For web apps perhaps. They're not in that domain. In other domains IO is not the problem, CPU is.
>Also rust shared libraries are already there for pretty much every language that you actually need speed
Given that the whole selling point of this is to not have to use two languages, that's kind of irrelevant to this.
Not even for web apps. You should see how much CPU time a python web app spends doing simple things like filling an html template.
While Modular/Mojo aims to be this in the future I strongly feel their blog posting about a proprietary system runs contrary to their audience!
Looking at the Mojo examples it seems like some kind of a superset of Python with lower language features. So you get C like performances if you’re willing to manipulate C like concepts. Truly revolutionary.
But I don't get the play here - a company CEO/cofounder bragging about the performance of a proprietary language which nobody can use right now? Who wants this?
Make the language and make it public and open; get large companies on board with development, start some useful real-world projects, involve the open-source community, show that it's actually good for something instead of giving investor presentations.
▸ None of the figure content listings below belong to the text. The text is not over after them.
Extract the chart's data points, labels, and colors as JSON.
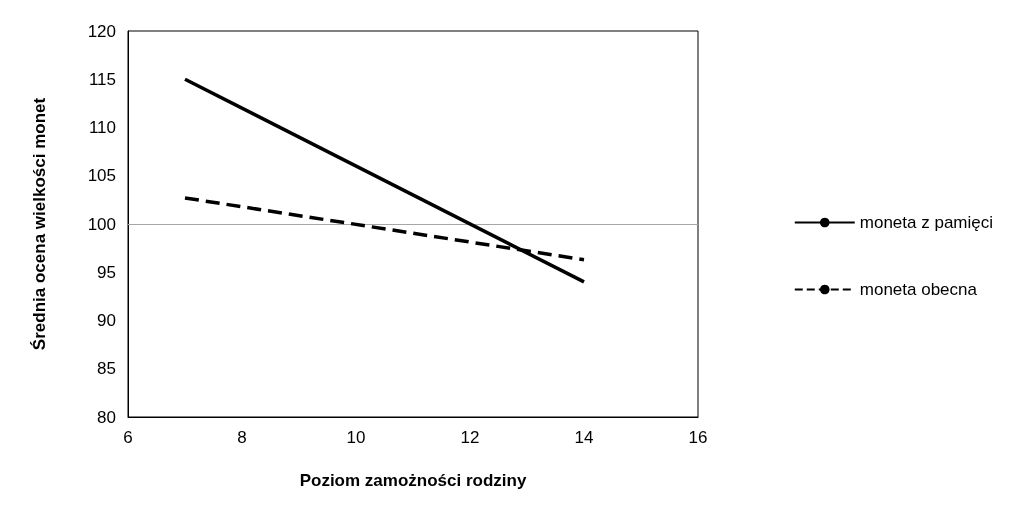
{
  "chart_data": {
    "type": "line",
    "xlabel": "Poziom zamożności rodziny",
    "ylabel": "Średnia ocena wielkości monet",
    "x": [
      7,
      14
    ],
    "series": [
      {
        "name": "moneta z pamięci",
        "color": "#000000",
        "values": [
          115,
          94
        ],
        "line_style": "solid"
      },
      {
        "name": "moneta obecna",
        "color": "#000000",
        "values": [
          102.7,
          96.3
        ],
        "line_style": "dashed"
      }
    ],
    "xlim": [
      6,
      16
    ],
    "xticks": [
      6,
      8,
      10,
      12,
      14,
      16
    ],
    "ylim": [
      80,
      120
    ],
    "yticks": [
      80,
      85,
      90,
      95,
      100,
      105,
      110,
      115,
      120
    ],
    "ref_lines": [
      {
        "axis": "y",
        "value": 100,
        "label": null,
        "color": "#a6a6a6",
        "line_style": "solid"
      }
    ],
    "grid": false,
    "legend": "right",
    "marker": "none"
  }
}
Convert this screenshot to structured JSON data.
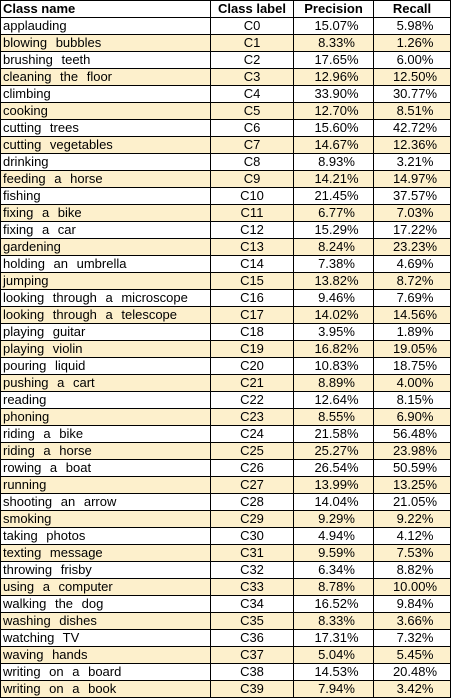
{
  "header": {
    "name": "Class name",
    "label": "Class label",
    "precision": "Precision",
    "recall": "Recall"
  },
  "rows": [
    [
      "applauding",
      "C0",
      "15.07%",
      "5.98%"
    ],
    [
      "blowing bubbles",
      "C1",
      "8.33%",
      "1.26%"
    ],
    [
      "brushing teeth",
      "C2",
      "17.65%",
      "6.00%"
    ],
    [
      "cleaning the floor",
      "C3",
      "12.96%",
      "12.50%"
    ],
    [
      "climbing",
      "C4",
      "33.90%",
      "30.77%"
    ],
    [
      "cooking",
      "C5",
      "12.70%",
      "8.51%"
    ],
    [
      "cutting trees",
      "C6",
      "15.60%",
      "42.72%"
    ],
    [
      "cutting vegetables",
      "C7",
      "14.67%",
      "12.36%"
    ],
    [
      "drinking",
      "C8",
      "8.93%",
      "3.21%"
    ],
    [
      "feeding a horse",
      "C9",
      "14.21%",
      "14.97%"
    ],
    [
      "fishing",
      "C10",
      "21.45%",
      "37.57%"
    ],
    [
      "fixing a bike",
      "C11",
      "6.77%",
      "7.03%"
    ],
    [
      "fixing a car",
      "C12",
      "15.29%",
      "17.22%"
    ],
    [
      "gardening",
      "C13",
      "8.24%",
      "23.23%"
    ],
    [
      "holding an umbrella",
      "C14",
      "7.38%",
      "4.69%"
    ],
    [
      "jumping",
      "C15",
      "13.82%",
      "8.72%"
    ],
    [
      "looking through a microscope",
      "C16",
      "9.46%",
      "7.69%"
    ],
    [
      "looking through a telescope",
      "C17",
      "14.02%",
      "14.56%"
    ],
    [
      "playing guitar",
      "C18",
      "3.95%",
      "1.89%"
    ],
    [
      "playing violin",
      "C19",
      "16.82%",
      "19.05%"
    ],
    [
      "pouring liquid",
      "C20",
      "10.83%",
      "18.75%"
    ],
    [
      "pushing a cart",
      "C21",
      "8.89%",
      "4.00%"
    ],
    [
      "reading",
      "C22",
      "12.64%",
      "8.15%"
    ],
    [
      "phoning",
      "C23",
      "8.55%",
      "6.90%"
    ],
    [
      "riding a bike",
      "C24",
      "21.58%",
      "56.48%"
    ],
    [
      "riding a horse",
      "C25",
      "25.27%",
      "23.98%"
    ],
    [
      "rowing a boat",
      "C26",
      "26.54%",
      "50.59%"
    ],
    [
      "running",
      "C27",
      "13.99%",
      "13.25%"
    ],
    [
      "shooting an arrow",
      "C28",
      "14.04%",
      "21.05%"
    ],
    [
      "smoking",
      "C29",
      "9.29%",
      "9.22%"
    ],
    [
      "taking photos",
      "C30",
      "4.94%",
      "4.12%"
    ],
    [
      "texting message",
      "C31",
      "9.59%",
      "7.53%"
    ],
    [
      "throwing frisby",
      "C32",
      "6.34%",
      "8.82%"
    ],
    [
      "using a computer",
      "C33",
      "8.78%",
      "10.00%"
    ],
    [
      "walking the dog",
      "C34",
      "16.52%",
      "9.84%"
    ],
    [
      "washing dishes",
      "C35",
      "8.33%",
      "3.66%"
    ],
    [
      "watching TV",
      "C36",
      "17.31%",
      "7.32%"
    ],
    [
      "waving hands",
      "C37",
      "5.04%",
      "5.45%"
    ],
    [
      "writing on a board",
      "C38",
      "14.53%",
      "20.48%"
    ],
    [
      "writing on a book",
      "C39",
      "7.94%",
      "3.42%"
    ]
  ],
  "colors": {
    "stripe": "#fdf0cc",
    "base": "#ffffff",
    "border": "#000000"
  }
}
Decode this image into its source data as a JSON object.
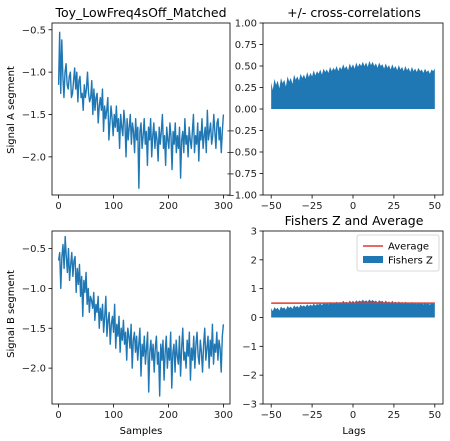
{
  "colors": {
    "series": "#1f77b4",
    "average": "#e03a2f",
    "axis": "#000000",
    "background": "#ffffff"
  },
  "chart_data": [
    {
      "type": "line",
      "title": "Toy_LowFreq4sOff_Matched",
      "xlabel": "",
      "ylabel": "Signal A segment",
      "xlim": [
        -12,
        312
      ],
      "ylim": [
        -2.45,
        -0.42
      ],
      "xticks": [
        0,
        100,
        200,
        300
      ],
      "yticks": [
        -0.5,
        -1.0,
        -1.5,
        -2.0
      ],
      "xtick_labels": [
        "0",
        "100",
        "200",
        "300"
      ],
      "ytick_labels": [
        "−0.5",
        "−1.0",
        "−1.5",
        "−2.0"
      ],
      "grid": false,
      "series": [
        {
          "x_start": 0,
          "x_end": 300,
          "values": [
            -1.15,
            -0.53,
            -1.25,
            -0.62,
            -1.05,
            -1.3,
            -1.0,
            -0.9,
            -1.15,
            -1.2,
            -1.05,
            -1.0,
            -1.3,
            -1.25,
            -1.1,
            -0.95,
            -1.2,
            -1.0,
            -1.35,
            -1.1,
            -1.05,
            -1.3,
            -1.25,
            -1.45,
            -1.15,
            -1.3,
            -1.2,
            -1.0,
            -1.25,
            -1.35,
            -1.3,
            -1.1,
            -1.5,
            -1.2,
            -1.45,
            -1.3,
            -1.25,
            -1.6,
            -1.4,
            -1.3,
            -1.45,
            -1.2,
            -1.7,
            -1.4,
            -1.55,
            -1.45,
            -1.3,
            -1.8,
            -1.6,
            -1.4,
            -1.55,
            -1.75,
            -1.5,
            -1.65,
            -1.4,
            -1.7,
            -1.55,
            -1.9,
            -1.5,
            -1.65,
            -1.75,
            -1.45,
            -1.6,
            -2.0,
            -1.55,
            -1.8,
            -1.65,
            -1.5,
            -1.85,
            -1.6,
            -1.7,
            -1.95,
            -1.55,
            -1.8,
            -1.65,
            -2.37,
            -1.7,
            -1.6,
            -1.9,
            -1.75,
            -1.55,
            -1.85,
            -1.7,
            -2.1,
            -1.65,
            -1.8,
            -1.55,
            -2.0,
            -1.75,
            -1.6,
            -1.9,
            -1.7,
            -1.8,
            -2.05,
            -1.65,
            -1.85,
            -1.7,
            -1.5,
            -1.9,
            -1.75,
            -2.1,
            -1.65,
            -1.8,
            -1.9,
            -1.6,
            -1.75,
            -2.15,
            -1.7,
            -1.85,
            -1.6,
            -1.95,
            -1.75,
            -1.9,
            -1.65,
            -2.25,
            -1.8,
            -1.7,
            -1.95,
            -1.55,
            -1.85,
            -1.75,
            -2.0,
            -1.65,
            -1.8,
            -1.9,
            -1.7,
            -1.5,
            -1.95,
            -1.75,
            -1.85,
            -1.6,
            -2.05,
            -1.7,
            -1.8,
            -1.55,
            -1.9,
            -1.75,
            -1.65,
            -1.95,
            -1.45,
            -1.8,
            -1.7,
            -1.6,
            -1.85,
            -1.75,
            -1.5,
            -1.7,
            -1.9,
            -1.6,
            -1.55,
            -1.8,
            -1.65,
            -1.95,
            -1.7,
            -1.5
          ]
        }
      ]
    },
    {
      "type": "area",
      "title": "+/- cross-correlations",
      "xlabel": "",
      "ylabel": "",
      "xlim": [
        -55,
        55
      ],
      "ylim": [
        -1.0,
        1.0
      ],
      "xticks": [
        -50,
        -25,
        0,
        25,
        50
      ],
      "yticks": [
        1.0,
        0.75,
        0.5,
        0.25,
        0.0,
        -0.25,
        -0.5,
        -0.75,
        -1.0
      ],
      "xtick_labels": [
        "−50",
        "−25",
        "0",
        "25",
        "50"
      ],
      "ytick_labels": [
        "1.00",
        "0.75",
        "0.50",
        "0.25",
        "0.00",
        "−0.25",
        "−0.50",
        "−0.75",
        "−1.00"
      ],
      "grid": false,
      "x_start": -50,
      "x_end": 50,
      "values": [
        0.31,
        0.22,
        0.35,
        0.28,
        0.33,
        0.24,
        0.36,
        0.3,
        0.34,
        0.26,
        0.38,
        0.32,
        0.36,
        0.29,
        0.4,
        0.34,
        0.38,
        0.33,
        0.41,
        0.36,
        0.4,
        0.35,
        0.43,
        0.37,
        0.42,
        0.38,
        0.45,
        0.39,
        0.44,
        0.41,
        0.46,
        0.4,
        0.47,
        0.43,
        0.46,
        0.42,
        0.49,
        0.44,
        0.48,
        0.45,
        0.5,
        0.44,
        0.49,
        0.46,
        0.52,
        0.47,
        0.5,
        0.45,
        0.53,
        0.48,
        0.52,
        0.47,
        0.54,
        0.49,
        0.53,
        0.5,
        0.55,
        0.5,
        0.54,
        0.49,
        0.56,
        0.51,
        0.55,
        0.5,
        0.53,
        0.48,
        0.54,
        0.5,
        0.52,
        0.47,
        0.53,
        0.48,
        0.51,
        0.46,
        0.52,
        0.47,
        0.5,
        0.45,
        0.51,
        0.46,
        0.49,
        0.44,
        0.5,
        0.45,
        0.48,
        0.43,
        0.49,
        0.44,
        0.47,
        0.43,
        0.48,
        0.44,
        0.46,
        0.42,
        0.47,
        0.43,
        0.45,
        0.41,
        0.46,
        0.44,
        0.47
      ]
    },
    {
      "type": "line",
      "title": "",
      "xlabel": "Samples",
      "ylabel": "Signal B segment",
      "xlim": [
        -12,
        312
      ],
      "ylim": [
        -2.45,
        -0.28
      ],
      "xticks": [
        0,
        100,
        200,
        300
      ],
      "yticks": [
        -0.5,
        -1.0,
        -1.5,
        -2.0
      ],
      "xtick_labels": [
        "0",
        "100",
        "200",
        "300"
      ],
      "ytick_labels": [
        "−0.5",
        "−1.0",
        "−1.5",
        "−2.0"
      ],
      "grid": false,
      "series": [
        {
          "x_start": 0,
          "x_end": 300,
          "values": [
            -0.65,
            -0.55,
            -1.0,
            -0.6,
            -0.45,
            -0.75,
            -0.35,
            -0.6,
            -0.8,
            -0.5,
            -0.9,
            -0.7,
            -0.55,
            -0.85,
            -0.65,
            -0.6,
            -1.05,
            -0.75,
            -0.95,
            -0.7,
            -1.1,
            -0.85,
            -1.35,
            -0.9,
            -1.05,
            -0.8,
            -1.2,
            -1.0,
            -1.3,
            -1.1,
            -1.15,
            -1.25,
            -1.05,
            -1.4,
            -1.2,
            -1.3,
            -1.1,
            -1.5,
            -1.25,
            -1.4,
            -1.2,
            -1.55,
            -1.35,
            -1.1,
            -1.6,
            -1.4,
            -1.3,
            -1.7,
            -1.45,
            -1.35,
            -1.55,
            -1.2,
            -1.75,
            -1.45,
            -1.6,
            -1.35,
            -1.8,
            -1.5,
            -1.65,
            -1.4,
            -1.7,
            -1.55,
            -1.9,
            -1.5,
            -1.6,
            -1.75,
            -1.45,
            -2.0,
            -1.65,
            -1.55,
            -1.8,
            -1.6,
            -1.9,
            -1.7,
            -1.5,
            -2.1,
            -1.7,
            -1.85,
            -1.6,
            -1.95,
            -1.75,
            -1.55,
            -2.3,
            -1.8,
            -1.65,
            -1.9,
            -1.7,
            -2.05,
            -1.75,
            -1.6,
            -1.95,
            -1.8,
            -2.35,
            -1.7,
            -1.9,
            -1.65,
            -2.15,
            -1.8,
            -1.6,
            -2.0,
            -1.75,
            -1.9,
            -1.55,
            -2.25,
            -1.8,
            -1.7,
            -2.05,
            -1.65,
            -1.85,
            -1.95,
            -1.6,
            -2.1,
            -1.75,
            -1.5,
            -1.9,
            -1.8,
            -2.0,
            -1.65,
            -1.85,
            -1.55,
            -2.15,
            -1.75,
            -1.9,
            -1.6,
            -2.0,
            -1.7,
            -1.55,
            -1.85,
            -1.95,
            -1.65,
            -1.8,
            -2.05,
            -1.7,
            -1.5,
            -1.9,
            -1.75,
            -1.6,
            -2.0,
            -1.65,
            -1.85,
            -1.45,
            -1.95,
            -1.7,
            -1.8,
            -1.55,
            -1.9,
            -1.65,
            -1.75,
            -2.05,
            -1.6,
            -1.45
          ]
        }
      ]
    },
    {
      "type": "area",
      "title": "Fishers Z and Average",
      "xlabel": "Lags",
      "ylabel": "",
      "xlim": [
        -55,
        55
      ],
      "ylim": [
        -3,
        3
      ],
      "xticks": [
        -50,
        -25,
        0,
        25,
        50
      ],
      "yticks": [
        3,
        2,
        1,
        0,
        -1,
        -2,
        -3
      ],
      "xtick_labels": [
        "−50",
        "−25",
        "0",
        "25",
        "50"
      ],
      "ytick_labels": [
        "3",
        "2",
        "1",
        "0",
        "−1",
        "−2",
        "−3"
      ],
      "grid": false,
      "legend_position": "top-right",
      "legend": [
        "Average",
        "Fishers Z"
      ],
      "average_value": 0.5,
      "x_start": -50,
      "x_end": 50,
      "values": [
        0.32,
        0.22,
        0.36,
        0.29,
        0.34,
        0.24,
        0.38,
        0.31,
        0.35,
        0.27,
        0.4,
        0.33,
        0.38,
        0.3,
        0.42,
        0.35,
        0.4,
        0.34,
        0.44,
        0.38,
        0.42,
        0.37,
        0.46,
        0.39,
        0.45,
        0.4,
        0.48,
        0.41,
        0.47,
        0.44,
        0.5,
        0.42,
        0.51,
        0.46,
        0.5,
        0.45,
        0.54,
        0.47,
        0.52,
        0.48,
        0.55,
        0.47,
        0.54,
        0.5,
        0.58,
        0.51,
        0.55,
        0.48,
        0.59,
        0.52,
        0.58,
        0.51,
        0.6,
        0.54,
        0.59,
        0.55,
        0.62,
        0.55,
        0.6,
        0.54,
        0.63,
        0.56,
        0.61,
        0.55,
        0.59,
        0.52,
        0.6,
        0.55,
        0.58,
        0.51,
        0.59,
        0.52,
        0.56,
        0.5,
        0.58,
        0.51,
        0.55,
        0.49,
        0.56,
        0.5,
        0.54,
        0.47,
        0.55,
        0.49,
        0.52,
        0.46,
        0.54,
        0.47,
        0.51,
        0.46,
        0.52,
        0.47,
        0.5,
        0.45,
        0.51,
        0.46,
        0.49,
        0.44,
        0.5,
        0.47,
        0.51
      ]
    }
  ]
}
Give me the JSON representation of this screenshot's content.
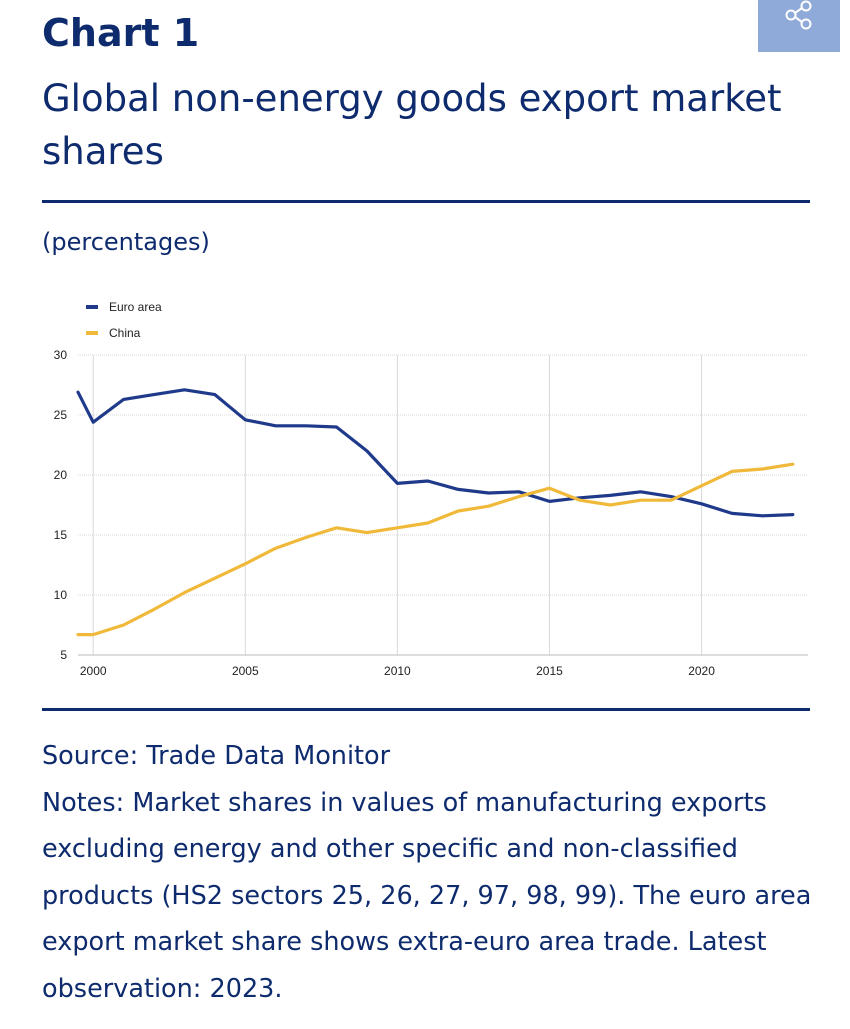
{
  "header": {
    "chart_number": "Chart 1",
    "title": "Global non-energy goods export market shares",
    "share_icon": "share-icon"
  },
  "unit_note": "(percentages)",
  "footer": {
    "source": "Source: Trade Data Monitor",
    "notes": "Notes: Market shares in values of manufacturing exports excluding energy and other specific and non-classified products (HS2 sectors 25, 26, 27, 97, 98, 99). The euro area export market share shows extra-euro area trade. Latest observation: 2023."
  },
  "colors": {
    "euro_area": "#1f3a8a",
    "china": "#f0b93a",
    "text_dark": "#0e2b6e",
    "share_bg": "#8fa9d8"
  },
  "chart_data": {
    "type": "line",
    "ylim": [
      5,
      30
    ],
    "xlim": [
      1999.5,
      2023.5
    ],
    "yticks": [
      5,
      10,
      15,
      20,
      25,
      30
    ],
    "xticks": [
      2000,
      2005,
      2010,
      2015,
      2020
    ],
    "grid": true,
    "legend_position": "top-left",
    "series": [
      {
        "name": "Euro area",
        "color": "#1f3a8a",
        "points": [
          [
            1999.5,
            26.9
          ],
          [
            2000,
            24.4
          ],
          [
            2001,
            26.3
          ],
          [
            2002,
            26.7
          ],
          [
            2003,
            27.1
          ],
          [
            2004,
            26.7
          ],
          [
            2005,
            24.6
          ],
          [
            2006,
            24.1
          ],
          [
            2007,
            24.1
          ],
          [
            2008,
            24.0
          ],
          [
            2009,
            22.0
          ],
          [
            2010,
            19.3
          ],
          [
            2011,
            19.5
          ],
          [
            2012,
            18.8
          ],
          [
            2013,
            18.5
          ],
          [
            2014,
            18.6
          ],
          [
            2015,
            17.8
          ],
          [
            2016,
            18.1
          ],
          [
            2017,
            18.3
          ],
          [
            2018,
            18.6
          ],
          [
            2019,
            18.2
          ],
          [
            2020,
            17.6
          ],
          [
            2021,
            16.8
          ],
          [
            2022,
            16.6
          ],
          [
            2023,
            16.7
          ]
        ]
      },
      {
        "name": "China",
        "color": "#f0b93a",
        "points": [
          [
            1999.5,
            6.7
          ],
          [
            2000,
            6.7
          ],
          [
            2001,
            7.5
          ],
          [
            2002,
            8.8
          ],
          [
            2003,
            10.2
          ],
          [
            2004,
            11.4
          ],
          [
            2005,
            12.6
          ],
          [
            2006,
            13.9
          ],
          [
            2007,
            14.8
          ],
          [
            2008,
            15.6
          ],
          [
            2009,
            15.2
          ],
          [
            2010,
            15.6
          ],
          [
            2011,
            16.0
          ],
          [
            2012,
            17.0
          ],
          [
            2013,
            17.4
          ],
          [
            2014,
            18.2
          ],
          [
            2015,
            18.9
          ],
          [
            2016,
            17.9
          ],
          [
            2017,
            17.5
          ],
          [
            2018,
            17.9
          ],
          [
            2019,
            17.9
          ],
          [
            2020,
            19.1
          ],
          [
            2021,
            20.3
          ],
          [
            2022,
            20.5
          ],
          [
            2023,
            20.9
          ]
        ]
      }
    ]
  }
}
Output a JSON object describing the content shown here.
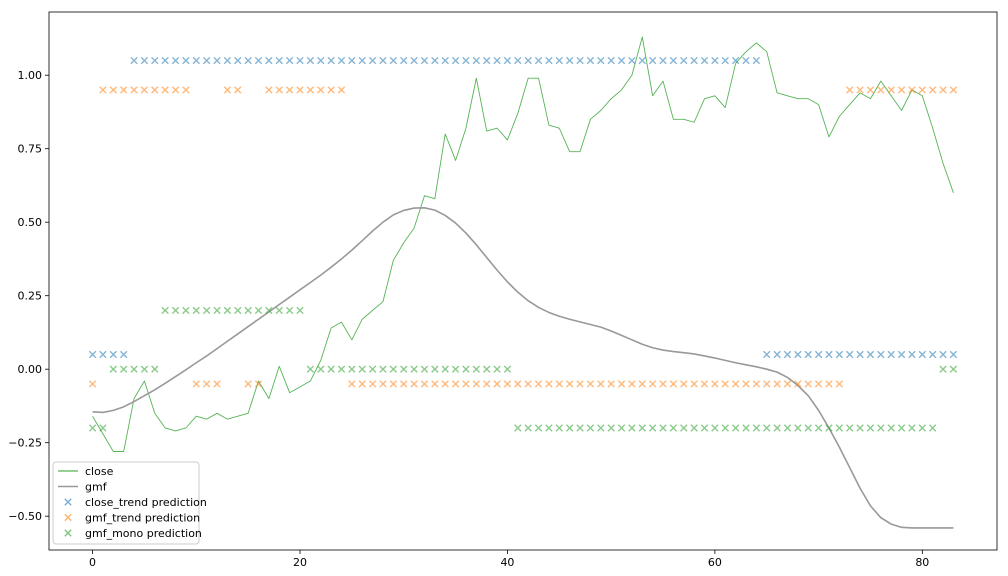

It’s Open Source code, but closed to contributions.
That would solve a lot of their problems because it allows them to show it’s open source, but not take contributions until they feel like it’s ready to get contributions from 3rd parties.
> Why not develop Mojo in the open from the beginning?
> Mojo is a big project and has several architectural differences from previous languages. We believe a tight-knit group of engineers with a common vision can move faster than a community effort. This development approach is also well-established from other projects that are now open source (such as LLVM, Clang, Swift, MLIR, etc.).
Given Chris Latners previous achievements I think we can trust this call a bit more than we may with some companies.
I wouldn't use it myself until open sourced.
Modular put 1+2 together and came with a proposal. Whether the rest will be history depends not so much on their technical ability to deliver but how they position this versus the vast potential user community. So far they follow a carefully choreographed VC driven marketing playbook that is kinda distasteful. Its not clear if this is a case of the end goal justifying the means.
People crying loudly for "open source" are on the one hand an indication of the governance and incentives challenges lying ahead. On the other hand they don't seem to be volunteering the massive salary spend that is required to move this mountain.
Minimally, this project helps outline what "good looks like" in this domain. If they fail to change the world there is always other talented people to try to retrace the path without taking the wrong turns.
Eg will Django/Flask/FastAPI run significantly fast on Mojo than Python as-is?
(Somehow packaging Python scripts is a nightmare that gets worse with each passing year.)
For two, Python was originally designed as a teaching language to replace BASIC for entry-level programming courses, so it would be surprising if it wasn't popular.
It has lost track of the original vision in a big way, and I would bet that a decade from now something else will replace it as BASIC 3.0.
t. programming in Python since it was version 1.3.